La guerre faisait rage. Encore.

Depuis désormais trois ans, les morts faisaient presque partis du paysage, d'un quotidien macabre auquel personne n'oserait s'habituer.

Le 7 décembre 1941, les Etats-Unis entraient en guerre après l'attaque des Japonais contre l'île de Pearl Harbor dans la Pacifique. Le conflit était alors devenu mondial sous les yeux de la planète qui vivait ses plus sombres instants.

Dès lors, les combats n'avaient cessé. Les Américains mouraient par milliers bien loin de chez eux et même leur puissance de feu colossale ne put mettre en déroute les soldats asiatiques fanatisés autour de leur empereur, Hirohito, véritable dieu vivant. La deuxième puissance navale s'attaquait à un adversaire de taille et ses kamikazes qui avaient déjà conquis la moitié du Pacifique en seulement cinq mois mirent bien longtemps en déroute la flotte américaine. Cette même flotte qui avait appris à ses dépends l'art de mourir à la japonaise.

Quelques jours plus tôt, la Solution finale avait été décidée à Wansee. Les dirigeants nazis venaient de boucler de destin de milliers de juifs, les condamnant à une mort systématique dans des temples créés au nom de ce génocide. Les camps d'extermination situés pour la plupart en Pologne se préparaient à accueillir ces déportés venus de toute l'Europe. En France, des rafles terribles se préparaient dans l'ombre sous le régime de collaboration de Pétain. La terreur s'apprêtait à devenir loi, encore davantage qu'en ce début d'année 1942.

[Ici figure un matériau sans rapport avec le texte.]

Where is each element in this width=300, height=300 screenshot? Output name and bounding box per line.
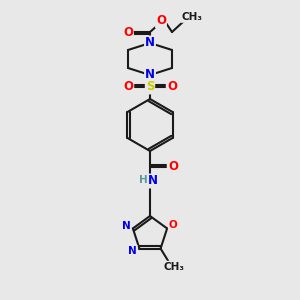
Text: O: O [168,160,178,173]
Text: CH₃: CH₃ [182,12,203,22]
Text: O: O [156,14,166,28]
Text: O: O [169,220,178,230]
Text: S: S [146,80,154,94]
Text: N: N [122,221,130,231]
Text: O: O [123,80,133,94]
Text: N: N [145,37,155,50]
Text: O: O [167,80,177,94]
Text: N: N [145,68,155,82]
Text: O: O [123,26,133,38]
Text: N: N [128,246,137,256]
Text: CH₃: CH₃ [163,262,184,272]
Text: N: N [148,175,158,188]
Text: H: H [139,175,147,185]
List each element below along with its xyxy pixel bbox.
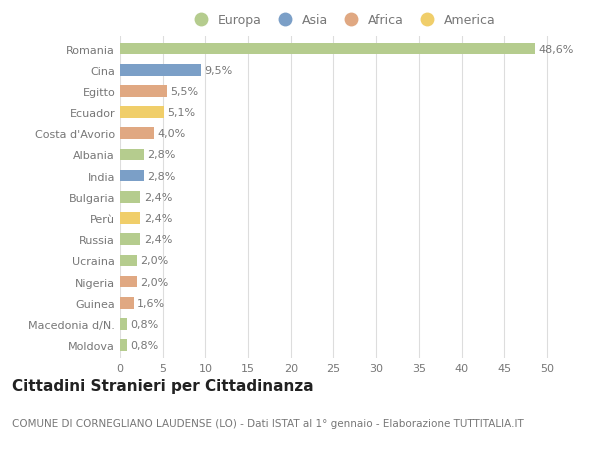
Bar — [120, 255, 137, 267]
Text: 0,8%: 0,8% — [130, 319, 158, 329]
Text: 9,5%: 9,5% — [205, 66, 233, 76]
Text: 2,4%: 2,4% — [144, 235, 172, 245]
Legend: Europa, Asia, Africa, America: Europa, Asia, Africa, America — [188, 14, 496, 27]
Bar — [120, 107, 164, 118]
Bar — [120, 319, 127, 330]
Text: 2,8%: 2,8% — [148, 171, 176, 181]
Text: Cittadini Stranieri per Cittadinanza: Cittadini Stranieri per Cittadinanza — [12, 379, 314, 394]
Text: 5,5%: 5,5% — [170, 87, 199, 97]
Bar — [120, 191, 140, 203]
Text: 0,8%: 0,8% — [130, 340, 158, 350]
Bar — [120, 234, 140, 246]
Bar — [120, 276, 137, 288]
Bar — [120, 44, 535, 55]
Bar — [120, 128, 154, 140]
Bar — [120, 65, 201, 76]
Text: 2,0%: 2,0% — [140, 256, 169, 266]
Text: 2,4%: 2,4% — [144, 192, 172, 202]
Text: 2,4%: 2,4% — [144, 213, 172, 224]
Bar — [120, 86, 167, 97]
Text: 2,0%: 2,0% — [140, 277, 169, 287]
Text: 1,6%: 1,6% — [137, 298, 165, 308]
Bar — [120, 340, 127, 351]
Text: 2,8%: 2,8% — [148, 150, 176, 160]
Bar — [120, 213, 140, 224]
Text: 4,0%: 4,0% — [158, 129, 186, 139]
Text: 48,6%: 48,6% — [538, 45, 574, 55]
Bar — [120, 149, 144, 161]
Text: COMUNE DI CORNEGLIANO LAUDENSE (LO) - Dati ISTAT al 1° gennaio - Elaborazione TU: COMUNE DI CORNEGLIANO LAUDENSE (LO) - Da… — [12, 418, 524, 428]
Bar — [120, 170, 144, 182]
Text: 5,1%: 5,1% — [167, 108, 195, 118]
Bar — [120, 297, 134, 309]
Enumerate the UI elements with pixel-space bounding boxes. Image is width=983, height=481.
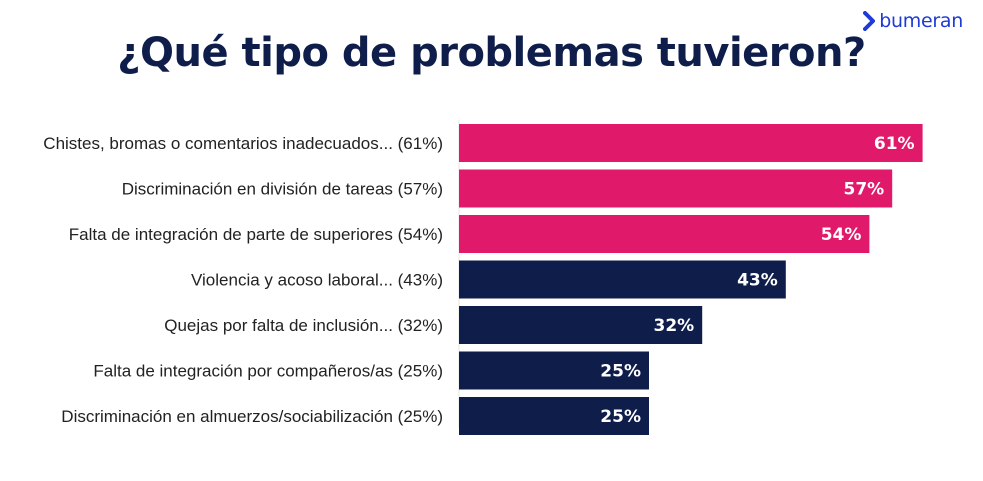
brand-name: bumeran [879, 10, 963, 32]
bar [459, 169, 893, 208]
bar [459, 351, 649, 390]
bar [459, 397, 649, 435]
bar-value-label: 25% [600, 362, 641, 382]
chart-title: ¿Qué tipo de problemas tuvieron? [117, 30, 866, 76]
bar-value-label: 61% [874, 134, 915, 154]
category-label: Discriminación en división de tareas (57… [122, 180, 443, 199]
bar-value-label: 43% [737, 271, 778, 291]
category-label: Quejas por falta de inclusión... (32%) [164, 316, 443, 335]
category-label: Falta de integración por compañeros/as (… [93, 362, 443, 381]
category-label: Falta de integración de parte de superio… [69, 225, 443, 244]
category-label: Violencia y acoso laboral... (43%) [191, 271, 443, 290]
bar [459, 124, 923, 162]
chevron-right-icon [863, 11, 876, 31]
category-label: Chistes, bromas o comentarios inadecuado… [43, 134, 443, 153]
bar [459, 306, 703, 344]
bar [459, 260, 786, 299]
bar-value-label: 57% [843, 180, 884, 200]
bar-value-label: 32% [653, 316, 694, 336]
bar-value-label: 54% [821, 225, 862, 245]
bar [459, 215, 870, 253]
category-label: Discriminación en almuerzos/sociabilizac… [61, 407, 443, 426]
bar-value-label: 25% [600, 407, 641, 427]
brand-logo: bumeran [863, 10, 963, 32]
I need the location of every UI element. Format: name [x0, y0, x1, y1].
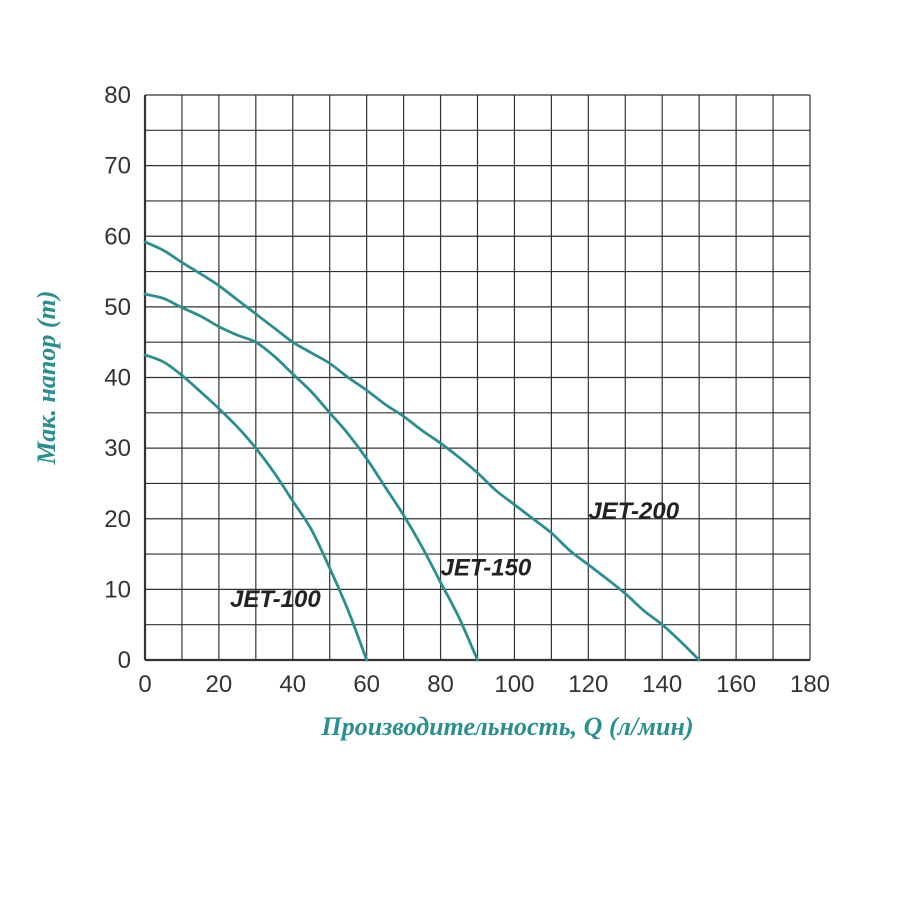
x-tick-label: 80 — [427, 671, 454, 698]
y-tick-label: 40 — [104, 365, 131, 392]
x-tick-label: 0 — [138, 671, 151, 698]
x-tick-label: 60 — [353, 671, 380, 698]
pump-curve-chart: 0 20 40 60 80 100 120 140 160 180 0 10 20 30 40 50 60 70 8… — [0, 0, 900, 900]
x-tick-label: 140 — [642, 671, 682, 698]
y-tick-label: 50 — [104, 294, 131, 321]
series-label-jet-150: JET-150 — [441, 554, 532, 581]
y-tick-label: 20 — [104, 506, 131, 533]
x-tick-label: 20 — [206, 671, 233, 698]
x-axis-label: Производительность, Q (л/мин) — [320, 712, 693, 741]
x-tick-label: 120 — [568, 671, 608, 698]
x-tick-label: 100 — [494, 671, 534, 698]
chart-svg: 0 20 40 60 80 100 120 140 160 180 0 10 20 30 40 50 60 70 8… — [0, 0, 900, 900]
x-tick-label: 160 — [716, 671, 756, 698]
y-tick-label: 0 — [118, 647, 131, 674]
y-tick-label: 60 — [104, 223, 131, 250]
series-label-jet-200: JET-200 — [588, 498, 679, 525]
y-tick-label: 10 — [104, 576, 131, 603]
series-label-jet-100: JET-100 — [230, 586, 321, 613]
x-tick-label: 180 — [790, 671, 830, 698]
y-axis-label: Мак. напор (т) — [32, 291, 61, 466]
y-tick-label: 70 — [104, 153, 131, 180]
y-tick-label: 80 — [104, 82, 131, 109]
x-tick-label: 40 — [279, 671, 306, 698]
y-tick-label: 30 — [104, 435, 131, 462]
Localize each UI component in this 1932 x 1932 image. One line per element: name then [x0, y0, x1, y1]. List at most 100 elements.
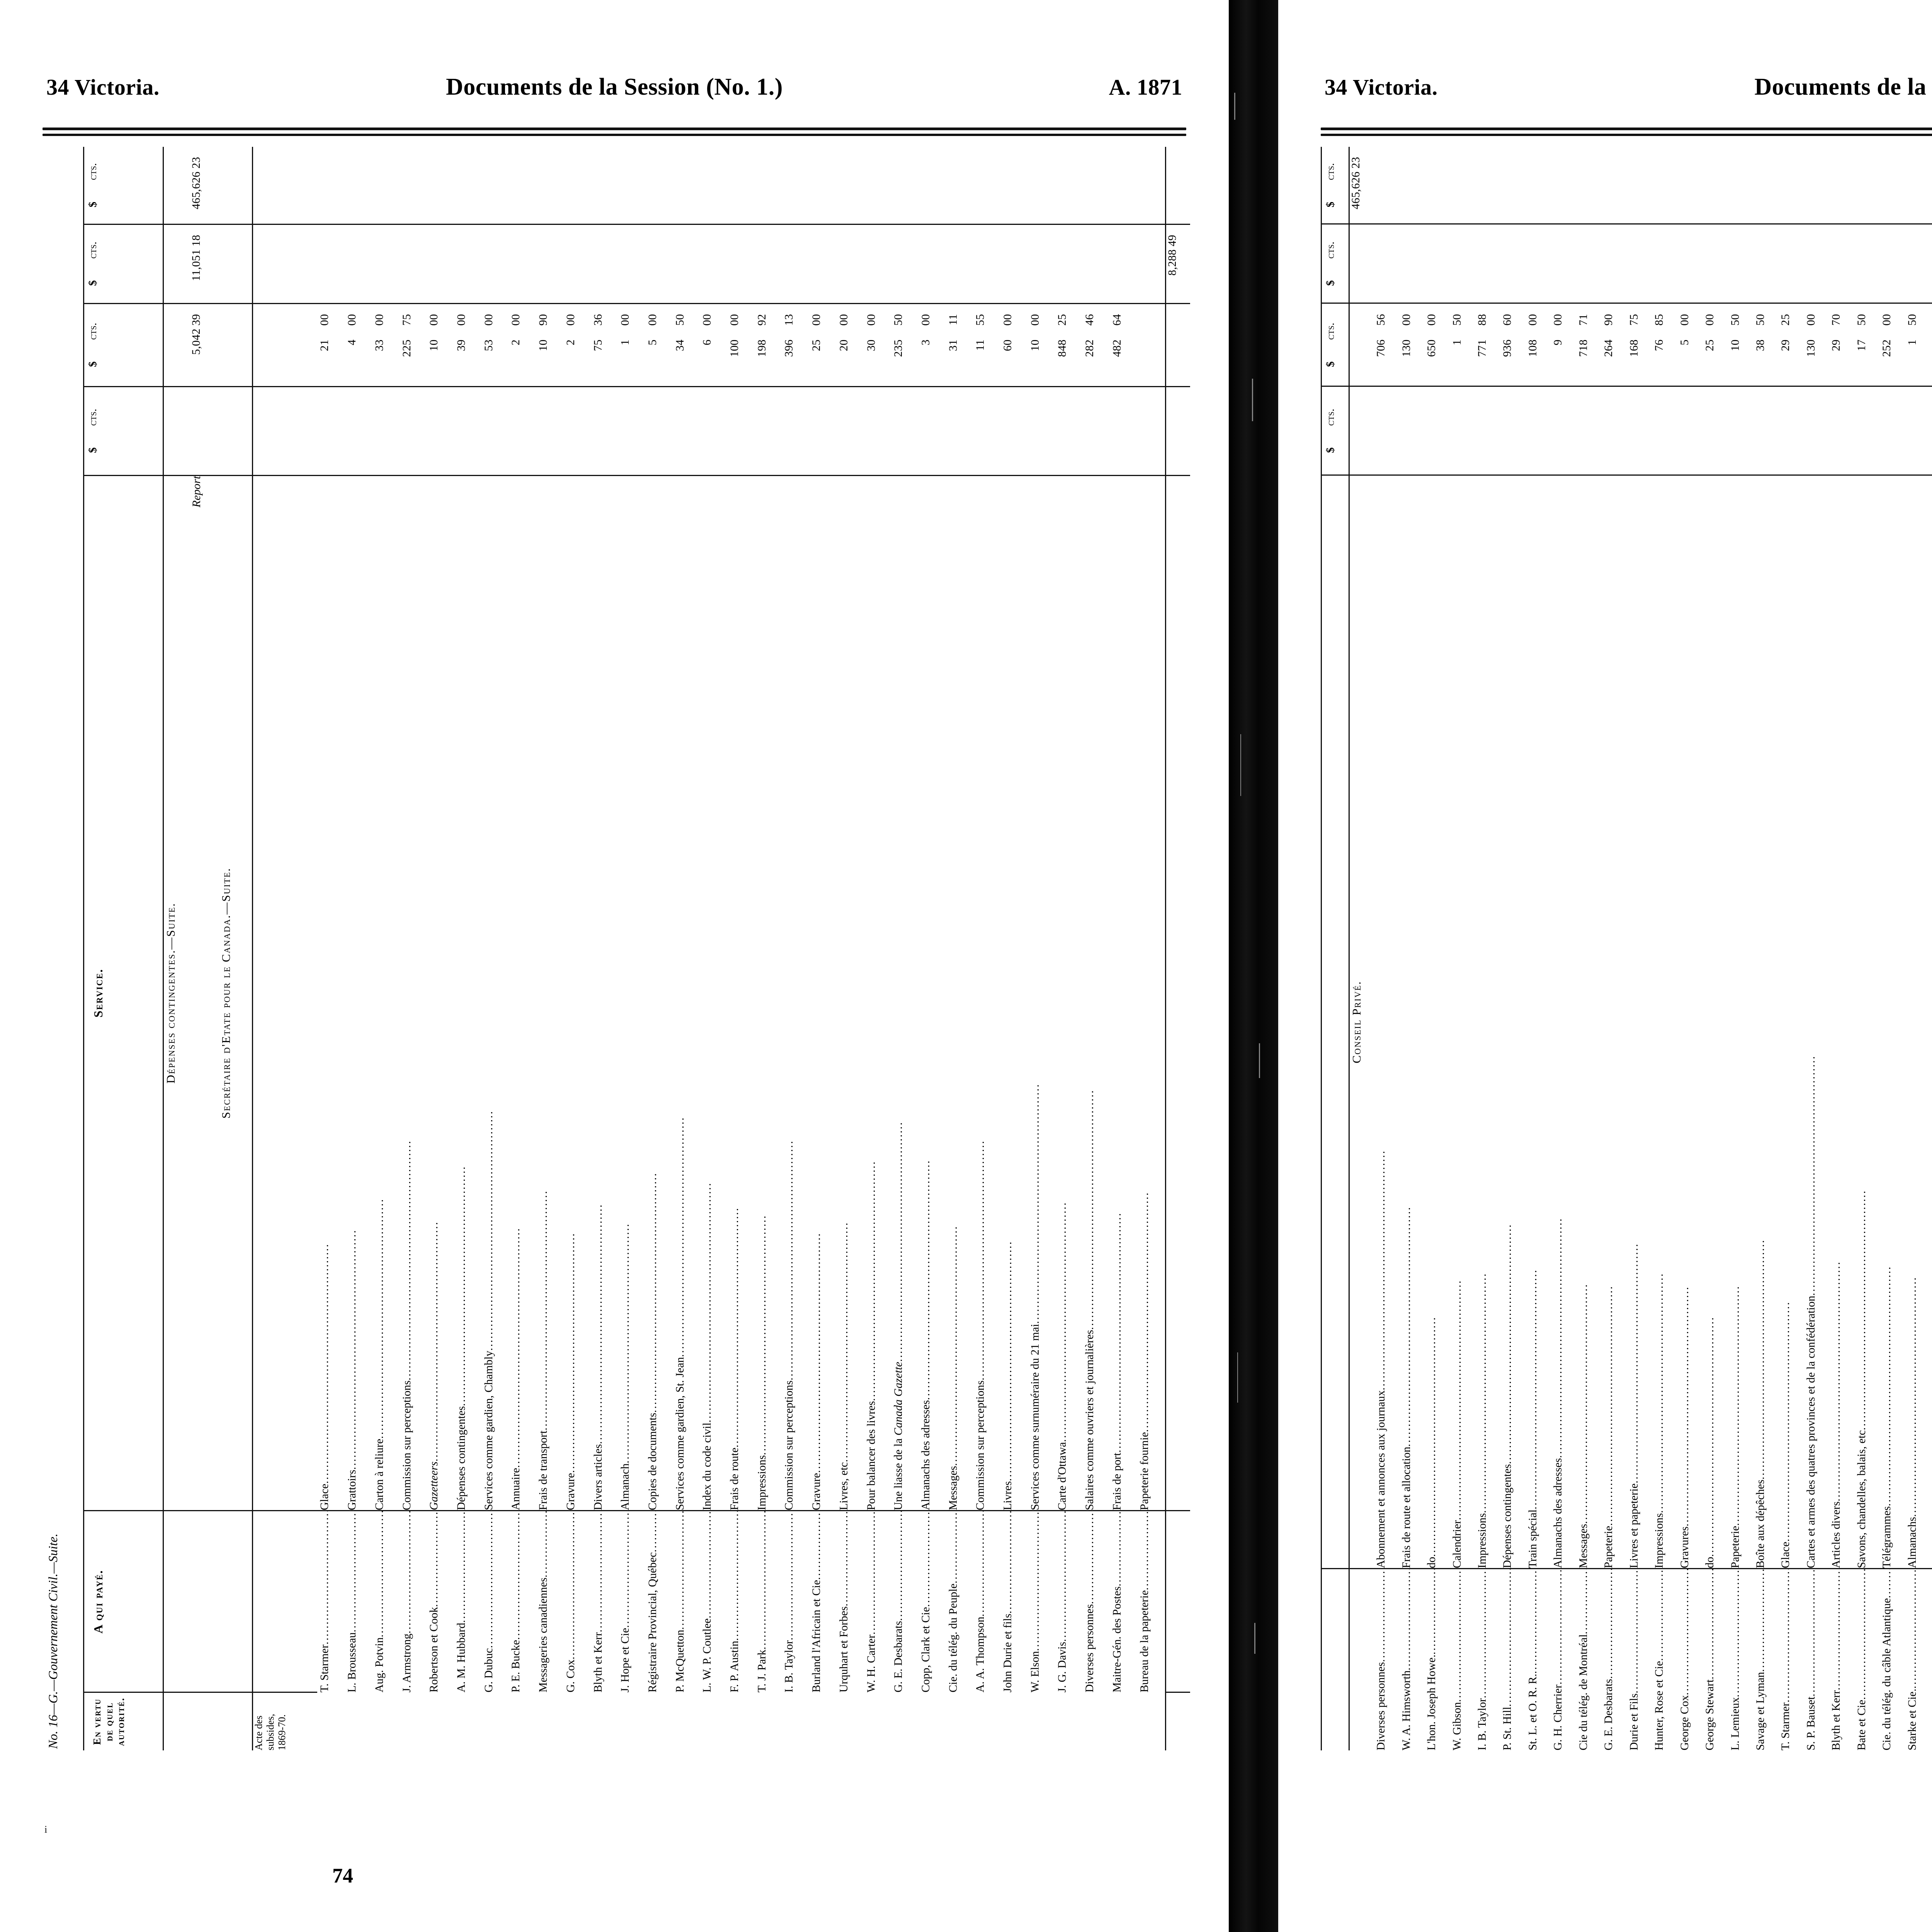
cell-amount-empty: 000 — [864, 224, 891, 304]
cell-amount-empty: 000 — [509, 224, 536, 304]
cell-authority — [1110, 1692, 1137, 1750]
cell-service: Glace...................................… — [1778, 475, 1804, 1569]
cell-payee: Diverses personnes......................… — [1375, 1569, 1388, 1750]
header-rule-left — [43, 128, 1186, 138]
cell-authority — [372, 1692, 400, 1750]
cell-payee: T. Starmer..............................… — [1779, 1569, 1792, 1750]
cell-service: Paravant................................… — [1930, 475, 1932, 1569]
cell-amount-empty: 000 — [1829, 147, 1854, 224]
cell-amount: 25 00 — [809, 303, 837, 387]
cell-amount-empty: 000 — [918, 224, 946, 304]
cell-amount: 264 90 — [1601, 303, 1627, 386]
cell-amount-empty: 000 — [782, 147, 810, 224]
cell-payee: Hunter, Rose et Cie.....................… — [1653, 1569, 1666, 1750]
cell-payee: Durie et Fils...........................… — [1628, 1569, 1640, 1750]
cell-payee: I. B. Taylor............................… — [783, 1511, 796, 1692]
cell-amount-empty: 000 — [1879, 147, 1905, 224]
report-row: Report 5,042 39 11,051 18 465,626 23 — [190, 147, 214, 1750]
cell-service: Services comme gardien, St. Jean........… — [672, 475, 700, 1511]
cell-amount-empty: 000 — [918, 147, 946, 224]
cell-amount: 10 90 — [536, 303, 563, 387]
cell-amount-empty: 000 — [1109, 147, 1137, 224]
cell-service: Articles divers.........................… — [1829, 475, 1854, 1569]
cell-service: Salaires comme ouvriers et journalières.… — [1082, 475, 1110, 1511]
table-row: A. A. Thompson..........................… — [973, 147, 1001, 1750]
cell-amount-empty: 000 — [1576, 386, 1602, 475]
cell-payee: Diverses personnes......................… — [1083, 1511, 1096, 1692]
cell-service: Impressions.............................… — [1652, 475, 1677, 1569]
cell-authority — [673, 1692, 700, 1750]
running-head-regnal-year-2: 34 Victoria. — [1325, 75, 1438, 100]
cell-amount-empty: 000 — [317, 147, 345, 224]
table-row: L'hon. Joseph Howe......................… — [1424, 147, 1450, 1750]
cell-service: Copies de documents.....................… — [645, 475, 673, 1511]
table-row: A. M. Hubbard...........................… — [454, 147, 481, 1750]
cell-service: Impressions.............................… — [1475, 475, 1500, 1569]
table-row: Diverses personnes......................… — [1374, 147, 1399, 1750]
cell-service: Almanachs...............................… — [1905, 475, 1930, 1569]
cell-service: Services comme gardien, Chambly.........… — [481, 475, 509, 1511]
cell-amount-empty: 000 — [536, 386, 563, 476]
cell-amount-empty: 000 — [454, 147, 481, 224]
cell-amount: 130 00 — [1399, 303, 1425, 386]
cell-authority — [973, 1692, 1000, 1750]
cell-payee: L'hon. Joseph Howe......................… — [1425, 1569, 1438, 1750]
col-head-money-4-right: $ cts. — [1321, 386, 1349, 475]
cell-amount-empty: 000 — [973, 224, 1001, 304]
cell-amount-empty: 000 — [1424, 224, 1450, 303]
cell-amount: 39 00 — [454, 303, 481, 387]
cell-amount-empty: 000 — [1728, 386, 1753, 475]
cell-amount-empty: 000 — [754, 147, 782, 224]
cell-amount-empty: 000 — [1137, 386, 1166, 476]
cell-amount: 31 11 — [946, 303, 973, 387]
cell-amount-empty: 000 — [672, 224, 700, 304]
running-head-left: 34 Victoria. Documents de la Session (No… — [0, 73, 1229, 101]
cell-amount-empty: 000 — [1905, 224, 1930, 303]
cell-service: Almanachs des adresses..................… — [1551, 475, 1576, 1569]
cell-amount: 252 00 — [1879, 303, 1905, 386]
cell-payee: W. Elson................................… — [1029, 1511, 1041, 1692]
running-head-right: 34 Victoria. Documents de la Session (No… — [1278, 73, 1932, 101]
cell-amount-empty: 000 — [1000, 224, 1028, 304]
cell-service: Messages................................… — [1576, 475, 1602, 1569]
cell-amount-empty: 000 — [1702, 386, 1728, 475]
cell-amount-empty: 000 — [1930, 386, 1932, 475]
table-row: P. St. Hill.............................… — [1500, 147, 1526, 1750]
ledger-body-left: T. Starmer..............................… — [317, 147, 1166, 1750]
cell-authority — [782, 1692, 809, 1750]
cell-amount-empty: 000 — [1082, 224, 1110, 304]
cell-amount-empty: 000 — [1601, 386, 1627, 475]
cell-service: Gravures................................… — [1677, 475, 1703, 1569]
cell-amount-empty: 000 — [973, 147, 1001, 224]
cell-service: Une liasse de la Canada Gazette.........… — [891, 475, 918, 1511]
cell-amount-empty: 000 — [1475, 224, 1500, 303]
cell-service: Télégrammes.............................… — [1879, 475, 1905, 1569]
cell-authority — [1137, 1692, 1166, 1750]
cell-amount-empty: 000 — [427, 224, 454, 304]
table-row: S. P. Bauset............................… — [1803, 147, 1829, 1750]
cell-amount-empty: 000 — [1652, 147, 1677, 224]
cell-payee: Savage et Lyman.........................… — [1754, 1569, 1767, 1750]
sheet-title: No. 16—G.—Gouvernement Civil.—Suite. — [46, 1533, 60, 1749]
cell-amount-empty: 000 — [1027, 386, 1055, 476]
cell-service: Dépenses contingentes...................… — [454, 475, 481, 1511]
table-row: P. E. Bucke.............................… — [509, 147, 536, 1750]
cell-payee: L. Brousseau............................… — [346, 1511, 359, 1692]
cell-service: Livres..................................… — [1000, 475, 1028, 1511]
cell-payee: P. St. Hill.............................… — [1501, 1569, 1514, 1750]
cell-amount: 1 50 — [1449, 303, 1475, 386]
cell-amount-empty: 000 — [372, 386, 400, 476]
table-row: G. H. Cherrier..........................… — [1551, 147, 1576, 1750]
cell-amount-empty: 000 — [864, 386, 891, 476]
table-row: Bate et Cie.............................… — [1854, 147, 1880, 1750]
section-title-conseil-prive: Conseil Privé. — [1349, 475, 1374, 1569]
ledger-body-right: Diverses personnes......................… — [1374, 147, 1932, 1750]
table-row: J. G. Davis.............................… — [1055, 147, 1083, 1750]
cell-amount-empty: 000 — [1551, 224, 1576, 303]
cell-amount-empty: 000 — [1778, 147, 1804, 224]
cell-amount-empty: 000 — [1449, 224, 1475, 303]
cell-service: Boîte aux dépêches......................… — [1753, 475, 1779, 1569]
cell-amount: 482 64 — [1109, 303, 1137, 387]
cell-amount-empty: 000 — [1082, 147, 1110, 224]
col-head-money-2: $ cts. — [83, 224, 163, 304]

L'Allemagne avait renoncé à préserver l'URSS et avait fini par attaquer le vaste territoire dirigé par Staline. Les soviétiques, incapables d'endiguer cette marée humaine et la puissance armée du Reich, se repliaient vers l'intérieur des terres sous ordre du premier secrétaire lui-même. Cette année s'illustrait comme une victoire sans bavure pour Hitler et l'Axe. Et comme une humiliation au goût de sang pour le reste du monde, écrasé sous la domination allemande, japonaise, et italienne.

Harry avait vécu ces événements comme n'importe quel citoyen, avec tout l'horreur imaginable. Depuis Belfort, les conséquences n'étaient pas directes ni même immédiates. Aucun bombardement n'avait détruit la ville, mais le climat se tendait, jour après jour. Dans les rues, des clameurs s'élevaient, celles de la Résistance. Celle de Severus, maître dans l'ombre, maître incontesté, celle de tous ceux qui sauraient tolérer la violence qui inondait les âmes.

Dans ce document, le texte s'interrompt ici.